The integration industry has spent the last several years focusing on creating new AV transport technologies, says Kennington. “AV over IP enables us to be more flexible. You don’t have to have dedicated cables. We wanted to standardize on a set of performance requirements for AV over IP.”
More about the technology from SDVoE’s website:
As the AV industry inevitably transitions to AV-over-IP solutions, simple AV switching and signal distribution are commoditized by the ultimate bit-moving technology – Ethernet. So where will AV manufacturers add value? Creating powerful endpoint signal processors and software applications are key. Endpoints that convert between AV signals (HDMI) and Ethernet may contain processing engines that reformat and reconstruct audio and video signals (scaling to a display, establishing a video wall, downmixing audio, etc.). The software that creates user experiences by managing those endpoints is the other area ripe for innovation.

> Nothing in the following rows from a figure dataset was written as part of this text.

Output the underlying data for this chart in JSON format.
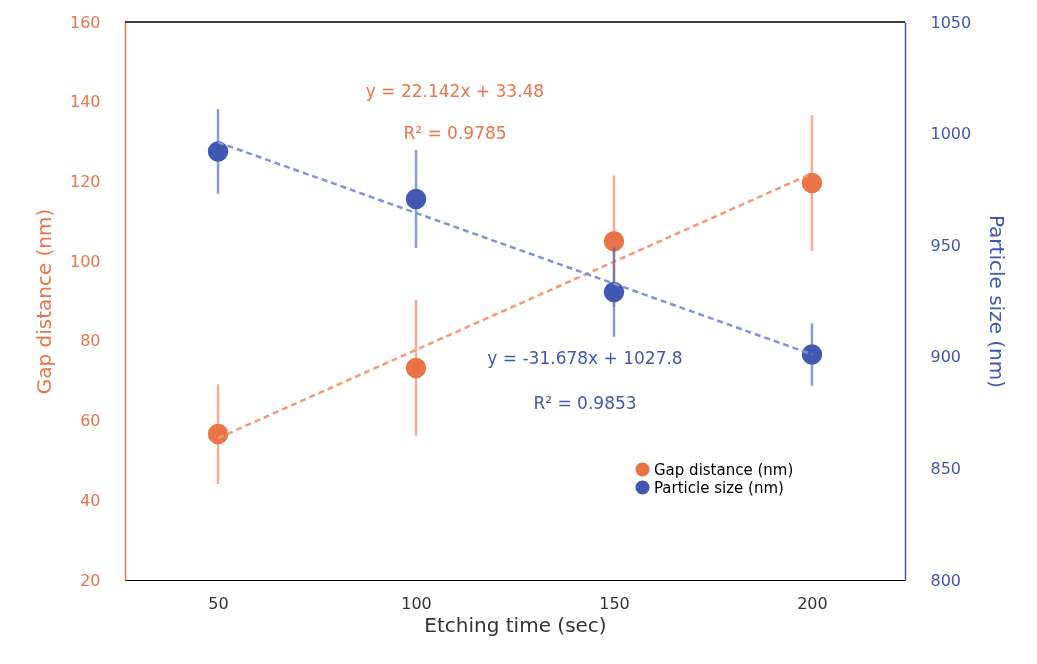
{
  "chart_data": {
    "type": "scatter",
    "xlabel": "Etching time (sec)",
    "ylabel": "Gap distance (nm)",
    "y2label": "Particle size (nm)",
    "categories": [
      "50",
      "100",
      "150",
      "200"
    ],
    "ylim": [
      20,
      160
    ],
    "yticks": [
      20,
      40,
      60,
      80,
      100,
      120,
      140,
      160
    ],
    "y2lim": [
      800,
      1050
    ],
    "y2ticks": [
      800,
      850,
      900,
      950,
      1000,
      1050
    ],
    "grid": false,
    "legend": "bottom right",
    "series": [
      {
        "name": "Gap distance (nm)",
        "color": "#ea7447",
        "marker": "circle",
        "values": [
          56.6,
          73.2,
          105,
          119.6
        ],
        "errors": [
          12.5,
          17,
          16.5,
          17
        ]
      },
      {
        "name": "Particle size (nm)",
        "color": "#4157b2",
        "axis": "y2",
        "marker": "circle",
        "values": [
          992,
          970.7,
          929,
          901
        ],
        "errors": [
          19,
          22,
          20,
          14
        ]
      },
      {
        "type": "line",
        "line_style": "dashed",
        "marker": "none",
        "color": "#f29a78",
        "x": [
          "50",
          "200"
        ],
        "values": [
          55.6,
          122.0
        ]
      },
      {
        "type": "line",
        "line_style": "dashed",
        "marker": "none",
        "color": "#8092d4",
        "axis": "y2",
        "x": [
          "50",
          "200"
        ],
        "values": [
          996.1,
          901.1
        ]
      }
    ],
    "annotations": [
      "y = 22.142x + 33.48",
      "R² = 0.9785",
      "y = -31.678x + 1027.8",
      "R² = 0.9853"
    ]
  }
}
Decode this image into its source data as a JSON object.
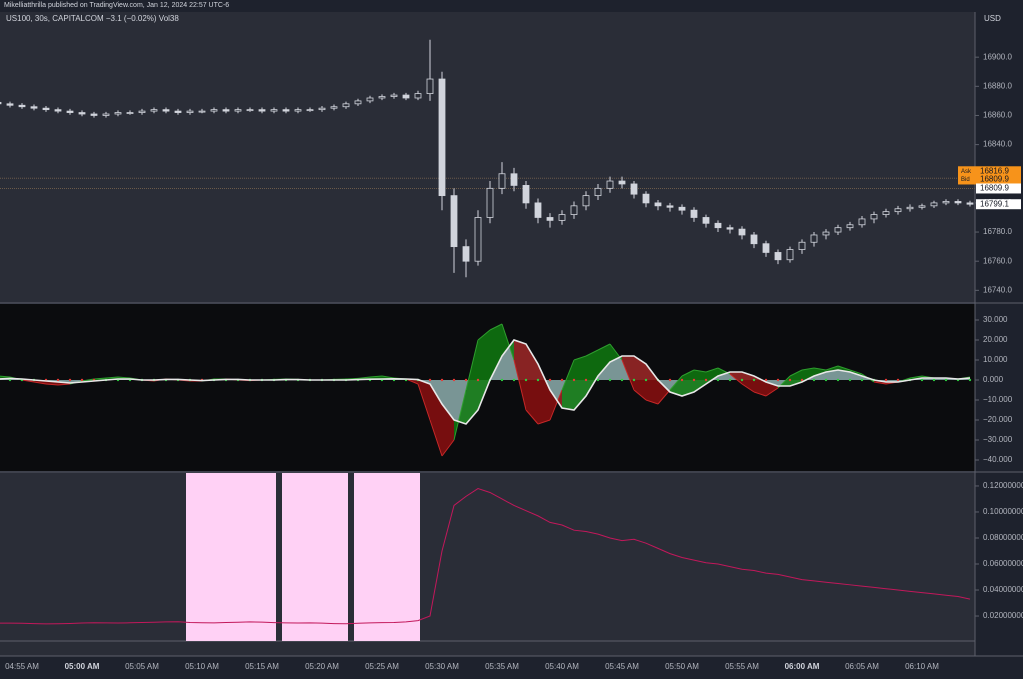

SDVoE technology is the standardized interface between endpoints and software. It provides the momentum to create new classes of applications. By eliminating the bulky matrix switch, which is so costly to develop, the barrier to market entry is dramatically lowered. New players will enter and create applications for broad adoption, as well as for specialized niches not addressable with hardware-based solutions.
SDVoE technology is:
- The most widely adopted networked AV standard in the industry, delivering HDMI over Ethernet with zero latency
- The only turnkey solution for zero-latency AV over IP available to AV equipment manufacturers
- Complete with an API that allows OEM software to define a wide range of AV applications
The SDVoE Alliance will officially debut at Integrated Systems Europe 2017 with free training available.